Domain-based

We write software to meet a need. This may be specific and situational, or generic and far-reaching. Whatever its purpose, code should convey what it is doing in the language of the problem domain, to minimise the cognitive distance between what you write and what it does. This is more than “using the right words”.

Domain-based language

Programming languages and their libraries are full of computer science-y constructs like Hash Maps, Linked Lists, Tree Sets, Database Connections, and so on. They have basic types comprising integers, characters, boolean values. You can declare someone’s surname as a string[30], which may well be how it gets stored, but defining a Surname type will be more intention-revealing. It may even have surname-related operations, properties, or constraints on it. Many subtle bugs in banking software are due to representing money amounts as floating point values; experienced financial software programmers will define a Money type with a Currency and an Amount, which itself is a compound type.

Naming types and operations well is not just about catching or preventing bugs, but about making it easy to articulate and navigate the solution space in code. I made this my contribution to “97 Things Every Programmer Should Know”, as “Code in the Language of the Domain”.

One criterion for success with domain-driven code is that a casual observer cannot tell whether people are discussing the code or the domain. I experienced this once in an electronic trading system, where a financial analyst was discussing complex trade pricing logic with two programmers. I thought they were discussing the rules of pricing, but they were pointing at a screenful of code and the analyst was talking the programmers through the pricing algorithm, which was line-for-line how the code read! The only cognitive distance between the problem domain and the solution code was some syntax punctuation!

Domain-based structure

Using domain-based language is important, but how you structure your code can be just as significant. Many frameworks offer a “skeleton project” with a directory layout and stubbed files designed to get you started quickly. This imposes an a priori structure on your code that has nothing to do with the problem you are solving.

Instead, the layout of code—the directory names, the relationships of child and sibling folders, the grouping and naming of related files—should mirror the problem domain as closely as possible.

The app framework Ruby on Rails popularised this approach in the early 2000s by building it in to its tooling, and Rails' widespread adoption meant that many later frameworks have copied the idea. CUPID is agnostic to languages and frameworks, but Rails makes a useful case study for understanding the difference between domain-based and framework-based structure.

Below is part of the directory layout of a generated skeleton Rails app, focusing on the directory (app) where a developer will spend most of their time. The full skeleton runs to around 50 directories containing 60 files¹, at the time of writing.

app
├── assets
│   ├── config
│   ├── images
│   └── stylesheets
├── channels
│   └── application_cable
├── controllers
│   └── concerns
├── helpers
├── javascript
│   └── controllers
├── jobs
├── mailers
├── models
│   └── concerns
└── views
    └── layouts

Imagine this will be a hospital management app, with a section for patient records. This layout suggests that we will need at least:

• a model, which maps to a database somewhere
• a view, which renders the patient record on a screen
• a controller, which mediates between views and models

Then there is scope for helpers, assets, and several other framework concepts, such as model concerns or controller concerns, mailers, jobs, channels, and maybe a JavaScript controller to go with your Ruby controller.

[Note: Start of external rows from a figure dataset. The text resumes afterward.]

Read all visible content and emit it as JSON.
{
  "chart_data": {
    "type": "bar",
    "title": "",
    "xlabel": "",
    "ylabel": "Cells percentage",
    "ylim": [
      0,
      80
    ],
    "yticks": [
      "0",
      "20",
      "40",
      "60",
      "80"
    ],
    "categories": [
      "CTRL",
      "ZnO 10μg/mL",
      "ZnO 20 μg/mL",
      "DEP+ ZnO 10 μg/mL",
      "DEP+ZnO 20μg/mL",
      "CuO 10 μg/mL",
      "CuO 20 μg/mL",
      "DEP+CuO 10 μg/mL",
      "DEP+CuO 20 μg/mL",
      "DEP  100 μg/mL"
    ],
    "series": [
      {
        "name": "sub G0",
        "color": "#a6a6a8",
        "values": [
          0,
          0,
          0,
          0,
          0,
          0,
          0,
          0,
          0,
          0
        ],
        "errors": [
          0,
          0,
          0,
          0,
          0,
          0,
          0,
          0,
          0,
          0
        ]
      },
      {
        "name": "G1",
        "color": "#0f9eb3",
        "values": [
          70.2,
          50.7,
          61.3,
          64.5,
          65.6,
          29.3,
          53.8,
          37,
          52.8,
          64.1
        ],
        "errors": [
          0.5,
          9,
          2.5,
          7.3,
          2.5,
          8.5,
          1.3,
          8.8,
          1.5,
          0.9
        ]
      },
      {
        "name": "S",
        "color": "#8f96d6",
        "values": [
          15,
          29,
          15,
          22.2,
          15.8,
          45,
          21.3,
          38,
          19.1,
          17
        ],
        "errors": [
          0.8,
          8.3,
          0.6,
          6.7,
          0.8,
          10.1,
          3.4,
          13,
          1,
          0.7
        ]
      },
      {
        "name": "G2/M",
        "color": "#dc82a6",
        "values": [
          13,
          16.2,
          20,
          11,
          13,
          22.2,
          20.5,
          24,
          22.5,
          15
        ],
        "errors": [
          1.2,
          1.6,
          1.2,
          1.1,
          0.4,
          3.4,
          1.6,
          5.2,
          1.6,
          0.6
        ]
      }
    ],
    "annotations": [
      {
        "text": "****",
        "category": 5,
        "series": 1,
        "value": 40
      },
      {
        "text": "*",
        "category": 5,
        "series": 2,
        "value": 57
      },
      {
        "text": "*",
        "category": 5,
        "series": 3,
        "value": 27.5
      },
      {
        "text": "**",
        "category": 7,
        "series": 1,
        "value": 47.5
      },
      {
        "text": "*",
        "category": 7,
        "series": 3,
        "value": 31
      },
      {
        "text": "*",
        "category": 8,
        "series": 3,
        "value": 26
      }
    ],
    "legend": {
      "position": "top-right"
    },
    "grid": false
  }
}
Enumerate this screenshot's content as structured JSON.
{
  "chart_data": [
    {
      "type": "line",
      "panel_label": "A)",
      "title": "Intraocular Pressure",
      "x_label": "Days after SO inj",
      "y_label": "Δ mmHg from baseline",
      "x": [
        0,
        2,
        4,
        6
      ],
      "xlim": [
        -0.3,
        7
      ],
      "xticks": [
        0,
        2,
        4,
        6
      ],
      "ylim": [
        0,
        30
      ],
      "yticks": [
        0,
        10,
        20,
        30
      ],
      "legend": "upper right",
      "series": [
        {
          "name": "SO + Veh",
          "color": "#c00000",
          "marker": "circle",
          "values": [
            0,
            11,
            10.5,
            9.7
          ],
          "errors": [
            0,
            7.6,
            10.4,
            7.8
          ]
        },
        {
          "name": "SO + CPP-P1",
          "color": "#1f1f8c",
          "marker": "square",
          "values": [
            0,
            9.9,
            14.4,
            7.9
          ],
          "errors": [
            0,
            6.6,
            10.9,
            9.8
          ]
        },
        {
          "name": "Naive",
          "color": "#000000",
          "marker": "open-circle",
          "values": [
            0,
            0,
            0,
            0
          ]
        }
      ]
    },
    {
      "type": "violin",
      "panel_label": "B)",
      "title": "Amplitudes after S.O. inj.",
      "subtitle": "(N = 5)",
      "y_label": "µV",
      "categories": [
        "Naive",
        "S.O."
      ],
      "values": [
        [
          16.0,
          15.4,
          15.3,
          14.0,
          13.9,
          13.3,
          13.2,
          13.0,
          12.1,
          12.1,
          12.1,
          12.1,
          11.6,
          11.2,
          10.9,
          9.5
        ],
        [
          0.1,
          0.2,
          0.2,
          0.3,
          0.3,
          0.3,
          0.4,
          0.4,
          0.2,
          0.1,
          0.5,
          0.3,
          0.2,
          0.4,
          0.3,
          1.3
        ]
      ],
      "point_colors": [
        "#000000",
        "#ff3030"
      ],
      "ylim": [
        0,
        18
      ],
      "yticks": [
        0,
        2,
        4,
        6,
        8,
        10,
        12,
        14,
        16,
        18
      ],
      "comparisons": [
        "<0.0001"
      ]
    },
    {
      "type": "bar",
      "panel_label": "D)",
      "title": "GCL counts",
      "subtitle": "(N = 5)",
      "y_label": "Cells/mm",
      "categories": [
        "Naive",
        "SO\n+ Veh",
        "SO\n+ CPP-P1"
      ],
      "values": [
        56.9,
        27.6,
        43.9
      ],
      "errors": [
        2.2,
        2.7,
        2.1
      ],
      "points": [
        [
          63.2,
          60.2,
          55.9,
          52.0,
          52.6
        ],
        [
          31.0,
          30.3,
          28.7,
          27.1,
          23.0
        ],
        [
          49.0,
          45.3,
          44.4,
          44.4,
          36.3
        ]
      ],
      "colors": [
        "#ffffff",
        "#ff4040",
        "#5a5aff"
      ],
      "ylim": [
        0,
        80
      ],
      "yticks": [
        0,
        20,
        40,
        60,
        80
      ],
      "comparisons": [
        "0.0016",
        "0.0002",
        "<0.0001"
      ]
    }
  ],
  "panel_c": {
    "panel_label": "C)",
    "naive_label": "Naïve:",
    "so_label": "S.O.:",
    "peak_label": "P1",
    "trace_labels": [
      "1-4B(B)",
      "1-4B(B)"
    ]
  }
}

Each of these artefacts lives in a separate directory, even though they are semantically tightly integrated.

The likelihood is that any non-trivial change to patient record management will involve code scattered all over the codebase. The SOLID principle of Single Responsibility says that view code should be separate from controller code, and frameworks like Rails interpret this to mean having them in completely different places. This increases cognitive load, reduces cohesion, and adds to the effort of making product changes. As I mention elsewhere, this ideological constraint can make the work harder, and the codebase less joyful.

We still need artefacts like models, views, and controllers, whichever way we lay out the code, but grouping them by type should not form the primary structure. Instead, the top level of the codebase should show the primary use cases of hospital management; maybe patient_history, appointments, staffing, and compliance.

Taking a domain-based approach to the code structure makes it easy to understand what the code is there for, and easy to navigate to wherever you need to be for anything more complicated than “make that button light blue”.

Domain-based boundaries

When we structure the code the way we want, and name it the way we want, module boundaries become domain boundaries, and deployment becomes straightforward. Everything we need to deploy a component as a single artefact is together, so we can align domain boundaries with deployment boundaries and deploy cohesive business components and services. Whether you package your products or services as a single monolith, many small microservices, or anywhere between, this alignment reduces the complexity of your path to live, and makes it less likely that you will forget something, or include artefacts from a different environment or a different subsystem.

This does not limit us to a single, flat, top level of code structure. Domains can contain subdomains; components can contain subcomponents; deployments can happen at whatever level of granularity makes sense for your change and risk profile. Aligning the code boundaries with the domain boundaries makes all these options easier to reason about and easier to manage.